Copy    [Area("DemoPlugin1")]
    public class Plugin1Controller : Controller
    {
        public IActionResult HelloWorld()
        {
            return View();
        }
    }

Final master site project directory structure

CopyThe files tree is:
=================

  |__ DynamicPlugins.Core.dll
  |__ DynamicPlugins.Core.pdb
  |__ DynamicPluginsDemoSite.deps.json
  |__ DynamicPluginsDemoSite.dll
  |__ DynamicPluginsDemoSite.pdb
  |__ DynamicPluginsDemoSite.runtimeconfig.dev.json
  |__ DynamicPluginsDemoSite.runtimeconfig.json
  |__ DynamicPluginsDemoSite.Views.dll
  |__ DynamicPluginsDemoSite.Views.pdb
  |__ Modules
    |__ DemoPlugin1
      |__ DemoPlugin1.dll
      |__ Views
        |__ Plugin1
          |__ HelloWorld.cshtml
        |__ _ViewStart.cshtml

Now we restart the project, re-activate the plugin in the previous order, and then access the new plugin route /Modules/DemoPlugin1/plugin1/helloworld, the page is displayed normally.

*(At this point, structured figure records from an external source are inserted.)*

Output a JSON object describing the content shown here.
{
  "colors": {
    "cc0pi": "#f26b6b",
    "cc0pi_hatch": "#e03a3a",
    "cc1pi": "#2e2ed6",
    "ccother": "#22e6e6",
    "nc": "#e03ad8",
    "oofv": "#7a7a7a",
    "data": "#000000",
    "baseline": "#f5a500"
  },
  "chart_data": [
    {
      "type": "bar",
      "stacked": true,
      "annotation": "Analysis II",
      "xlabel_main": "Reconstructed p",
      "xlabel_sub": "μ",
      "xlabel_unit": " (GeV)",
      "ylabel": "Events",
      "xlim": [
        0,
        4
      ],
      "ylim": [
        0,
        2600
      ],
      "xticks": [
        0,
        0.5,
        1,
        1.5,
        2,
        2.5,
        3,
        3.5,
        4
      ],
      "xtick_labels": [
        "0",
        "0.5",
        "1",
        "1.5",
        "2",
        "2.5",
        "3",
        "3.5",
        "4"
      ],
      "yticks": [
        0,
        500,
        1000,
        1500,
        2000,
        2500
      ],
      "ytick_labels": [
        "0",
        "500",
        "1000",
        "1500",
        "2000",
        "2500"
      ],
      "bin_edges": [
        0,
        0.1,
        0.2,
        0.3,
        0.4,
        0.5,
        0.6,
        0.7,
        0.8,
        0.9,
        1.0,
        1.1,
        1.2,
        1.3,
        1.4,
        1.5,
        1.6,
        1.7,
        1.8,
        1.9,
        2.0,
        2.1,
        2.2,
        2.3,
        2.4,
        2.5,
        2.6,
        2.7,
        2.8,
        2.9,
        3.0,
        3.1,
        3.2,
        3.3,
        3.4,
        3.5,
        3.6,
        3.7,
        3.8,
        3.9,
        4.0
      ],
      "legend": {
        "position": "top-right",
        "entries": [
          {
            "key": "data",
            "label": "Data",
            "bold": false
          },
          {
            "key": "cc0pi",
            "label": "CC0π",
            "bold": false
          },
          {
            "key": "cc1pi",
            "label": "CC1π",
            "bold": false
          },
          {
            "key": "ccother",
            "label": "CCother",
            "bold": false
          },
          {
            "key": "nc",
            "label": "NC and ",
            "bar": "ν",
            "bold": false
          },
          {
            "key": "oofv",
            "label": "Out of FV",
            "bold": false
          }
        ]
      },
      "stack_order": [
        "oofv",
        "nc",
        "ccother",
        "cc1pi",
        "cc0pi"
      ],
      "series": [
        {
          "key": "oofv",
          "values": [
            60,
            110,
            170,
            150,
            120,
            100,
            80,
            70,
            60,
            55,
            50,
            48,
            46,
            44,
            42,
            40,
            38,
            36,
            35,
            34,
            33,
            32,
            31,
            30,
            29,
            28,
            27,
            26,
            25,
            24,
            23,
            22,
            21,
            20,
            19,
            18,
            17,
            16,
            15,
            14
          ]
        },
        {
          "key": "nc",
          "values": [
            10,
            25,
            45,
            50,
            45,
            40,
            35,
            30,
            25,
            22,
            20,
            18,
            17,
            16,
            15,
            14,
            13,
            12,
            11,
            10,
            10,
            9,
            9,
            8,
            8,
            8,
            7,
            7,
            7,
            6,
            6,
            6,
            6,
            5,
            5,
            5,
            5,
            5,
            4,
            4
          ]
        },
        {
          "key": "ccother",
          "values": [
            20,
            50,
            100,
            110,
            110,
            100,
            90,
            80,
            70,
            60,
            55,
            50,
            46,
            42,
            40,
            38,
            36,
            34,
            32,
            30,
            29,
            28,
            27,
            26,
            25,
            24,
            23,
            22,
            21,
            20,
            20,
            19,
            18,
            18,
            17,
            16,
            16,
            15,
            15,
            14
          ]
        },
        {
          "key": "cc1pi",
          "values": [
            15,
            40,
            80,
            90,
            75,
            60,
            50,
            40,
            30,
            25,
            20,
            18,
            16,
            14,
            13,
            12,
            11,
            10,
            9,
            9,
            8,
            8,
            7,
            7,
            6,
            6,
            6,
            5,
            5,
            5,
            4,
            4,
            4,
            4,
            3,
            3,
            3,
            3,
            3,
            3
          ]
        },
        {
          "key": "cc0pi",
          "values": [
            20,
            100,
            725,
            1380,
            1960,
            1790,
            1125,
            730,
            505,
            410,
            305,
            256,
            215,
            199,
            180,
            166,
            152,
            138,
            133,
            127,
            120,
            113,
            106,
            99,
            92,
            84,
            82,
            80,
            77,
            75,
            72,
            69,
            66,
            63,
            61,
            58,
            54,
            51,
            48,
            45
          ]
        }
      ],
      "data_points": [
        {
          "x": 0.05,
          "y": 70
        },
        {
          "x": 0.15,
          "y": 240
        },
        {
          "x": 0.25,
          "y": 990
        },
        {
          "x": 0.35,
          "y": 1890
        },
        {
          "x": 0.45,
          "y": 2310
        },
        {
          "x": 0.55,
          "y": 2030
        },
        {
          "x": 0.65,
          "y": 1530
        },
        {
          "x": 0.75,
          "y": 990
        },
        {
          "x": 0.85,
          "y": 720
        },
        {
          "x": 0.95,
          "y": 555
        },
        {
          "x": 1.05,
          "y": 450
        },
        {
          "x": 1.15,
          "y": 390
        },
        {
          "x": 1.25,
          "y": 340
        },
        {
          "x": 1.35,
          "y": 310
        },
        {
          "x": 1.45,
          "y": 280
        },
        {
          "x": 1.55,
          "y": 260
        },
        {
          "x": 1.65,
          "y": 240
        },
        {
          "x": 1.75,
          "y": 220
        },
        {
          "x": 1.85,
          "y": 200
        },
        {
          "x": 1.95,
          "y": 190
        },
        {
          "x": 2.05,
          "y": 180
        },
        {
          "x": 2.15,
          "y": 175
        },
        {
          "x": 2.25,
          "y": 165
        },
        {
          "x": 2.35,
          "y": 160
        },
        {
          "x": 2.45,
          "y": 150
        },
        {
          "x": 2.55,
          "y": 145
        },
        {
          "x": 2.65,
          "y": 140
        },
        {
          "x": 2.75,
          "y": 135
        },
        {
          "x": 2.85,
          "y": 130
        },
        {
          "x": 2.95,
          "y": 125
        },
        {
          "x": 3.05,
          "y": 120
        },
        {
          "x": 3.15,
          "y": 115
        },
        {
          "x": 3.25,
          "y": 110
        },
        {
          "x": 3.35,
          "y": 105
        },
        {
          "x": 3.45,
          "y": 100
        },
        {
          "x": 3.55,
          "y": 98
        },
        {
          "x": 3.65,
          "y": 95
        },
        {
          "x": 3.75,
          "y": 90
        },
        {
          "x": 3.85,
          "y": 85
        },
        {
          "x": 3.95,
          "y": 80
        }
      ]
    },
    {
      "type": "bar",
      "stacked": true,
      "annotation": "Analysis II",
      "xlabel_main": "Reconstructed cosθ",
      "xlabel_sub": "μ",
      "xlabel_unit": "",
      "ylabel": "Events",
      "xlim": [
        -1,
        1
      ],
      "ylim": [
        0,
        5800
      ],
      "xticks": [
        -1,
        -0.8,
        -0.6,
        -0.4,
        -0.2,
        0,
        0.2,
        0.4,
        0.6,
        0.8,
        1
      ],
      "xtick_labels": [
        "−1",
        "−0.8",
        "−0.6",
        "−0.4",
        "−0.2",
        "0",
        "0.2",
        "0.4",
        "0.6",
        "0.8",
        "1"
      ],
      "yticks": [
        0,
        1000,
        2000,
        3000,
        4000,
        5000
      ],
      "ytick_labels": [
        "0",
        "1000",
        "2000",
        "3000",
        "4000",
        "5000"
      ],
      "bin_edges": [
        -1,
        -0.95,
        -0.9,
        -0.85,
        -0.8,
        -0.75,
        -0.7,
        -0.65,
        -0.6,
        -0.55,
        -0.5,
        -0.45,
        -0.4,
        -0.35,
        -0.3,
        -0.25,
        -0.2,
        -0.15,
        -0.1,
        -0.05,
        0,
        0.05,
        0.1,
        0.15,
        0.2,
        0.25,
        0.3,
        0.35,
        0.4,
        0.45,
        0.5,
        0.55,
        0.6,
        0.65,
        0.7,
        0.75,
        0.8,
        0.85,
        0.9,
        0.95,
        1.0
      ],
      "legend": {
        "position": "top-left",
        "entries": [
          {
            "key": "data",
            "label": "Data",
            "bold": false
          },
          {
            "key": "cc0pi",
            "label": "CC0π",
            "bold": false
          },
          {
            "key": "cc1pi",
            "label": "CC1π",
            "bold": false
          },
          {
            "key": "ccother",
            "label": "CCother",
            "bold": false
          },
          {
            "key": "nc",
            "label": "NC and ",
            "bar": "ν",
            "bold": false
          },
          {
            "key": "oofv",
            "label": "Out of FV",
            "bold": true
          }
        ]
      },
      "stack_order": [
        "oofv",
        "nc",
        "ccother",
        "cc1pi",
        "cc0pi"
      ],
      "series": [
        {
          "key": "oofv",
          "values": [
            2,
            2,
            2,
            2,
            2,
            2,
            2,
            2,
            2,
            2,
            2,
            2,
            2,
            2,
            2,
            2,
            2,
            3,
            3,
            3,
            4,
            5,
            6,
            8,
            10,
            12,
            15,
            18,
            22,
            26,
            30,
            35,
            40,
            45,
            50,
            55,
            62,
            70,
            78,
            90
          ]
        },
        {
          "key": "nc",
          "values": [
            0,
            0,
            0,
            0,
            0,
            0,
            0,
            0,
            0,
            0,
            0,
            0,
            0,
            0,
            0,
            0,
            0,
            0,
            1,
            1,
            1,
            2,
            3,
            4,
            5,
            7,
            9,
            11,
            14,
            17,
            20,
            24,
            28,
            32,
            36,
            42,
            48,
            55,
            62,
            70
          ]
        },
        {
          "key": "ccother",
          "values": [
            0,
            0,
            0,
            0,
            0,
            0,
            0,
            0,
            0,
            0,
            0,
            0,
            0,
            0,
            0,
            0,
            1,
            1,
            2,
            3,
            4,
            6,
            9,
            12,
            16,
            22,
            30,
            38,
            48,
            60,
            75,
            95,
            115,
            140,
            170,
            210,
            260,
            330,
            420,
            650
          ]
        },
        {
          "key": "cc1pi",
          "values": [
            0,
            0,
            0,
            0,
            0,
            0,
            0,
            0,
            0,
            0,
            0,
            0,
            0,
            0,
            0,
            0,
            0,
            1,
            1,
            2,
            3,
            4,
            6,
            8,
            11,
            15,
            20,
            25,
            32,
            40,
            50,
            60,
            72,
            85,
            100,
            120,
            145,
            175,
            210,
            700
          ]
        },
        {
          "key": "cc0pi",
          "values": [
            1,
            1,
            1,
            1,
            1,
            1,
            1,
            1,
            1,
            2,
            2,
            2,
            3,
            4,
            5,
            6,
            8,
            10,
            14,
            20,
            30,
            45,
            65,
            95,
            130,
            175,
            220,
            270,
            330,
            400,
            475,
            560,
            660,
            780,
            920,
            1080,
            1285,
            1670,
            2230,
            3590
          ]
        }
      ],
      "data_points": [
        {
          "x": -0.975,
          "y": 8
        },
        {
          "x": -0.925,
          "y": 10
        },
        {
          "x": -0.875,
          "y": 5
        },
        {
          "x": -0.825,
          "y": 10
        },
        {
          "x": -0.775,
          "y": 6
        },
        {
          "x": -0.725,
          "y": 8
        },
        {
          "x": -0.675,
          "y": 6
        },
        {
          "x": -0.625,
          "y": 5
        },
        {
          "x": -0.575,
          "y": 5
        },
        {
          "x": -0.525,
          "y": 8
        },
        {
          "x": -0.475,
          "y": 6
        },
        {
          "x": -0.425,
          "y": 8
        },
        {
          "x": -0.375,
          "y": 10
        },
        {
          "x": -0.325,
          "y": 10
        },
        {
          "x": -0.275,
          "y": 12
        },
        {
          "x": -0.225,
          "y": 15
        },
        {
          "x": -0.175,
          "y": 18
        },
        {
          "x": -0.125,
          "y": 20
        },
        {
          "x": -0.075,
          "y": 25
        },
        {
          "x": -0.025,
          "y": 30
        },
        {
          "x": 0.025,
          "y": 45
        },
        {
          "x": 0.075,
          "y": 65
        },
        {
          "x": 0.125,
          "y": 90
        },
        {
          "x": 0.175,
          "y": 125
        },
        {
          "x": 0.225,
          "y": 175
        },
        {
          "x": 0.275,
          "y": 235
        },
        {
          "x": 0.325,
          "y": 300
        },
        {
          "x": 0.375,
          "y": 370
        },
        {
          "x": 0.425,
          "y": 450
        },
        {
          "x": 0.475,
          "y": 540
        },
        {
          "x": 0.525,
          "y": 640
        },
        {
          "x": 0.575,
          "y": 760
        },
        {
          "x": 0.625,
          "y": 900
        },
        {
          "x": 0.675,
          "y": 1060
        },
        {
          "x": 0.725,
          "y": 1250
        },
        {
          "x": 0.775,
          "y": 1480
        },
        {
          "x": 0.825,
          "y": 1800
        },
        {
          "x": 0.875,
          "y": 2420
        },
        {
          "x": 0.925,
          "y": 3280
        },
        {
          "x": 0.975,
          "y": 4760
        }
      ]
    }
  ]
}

Plug-in_development_of_ASP.NET_Core_MVC(3)_-_How_to_enable_components_at_runtime_3.png

 

Summary

In this article, I showed you how to enable a plugin at runtime. Here we use IActionDescriptorChangeProvider, let ASP.NET Core reload the controller at runtime, although it does not support preloading Razor view loading, but we configure the original The directory rules loaded by the Razor view also implement the function of dynamically reading the view.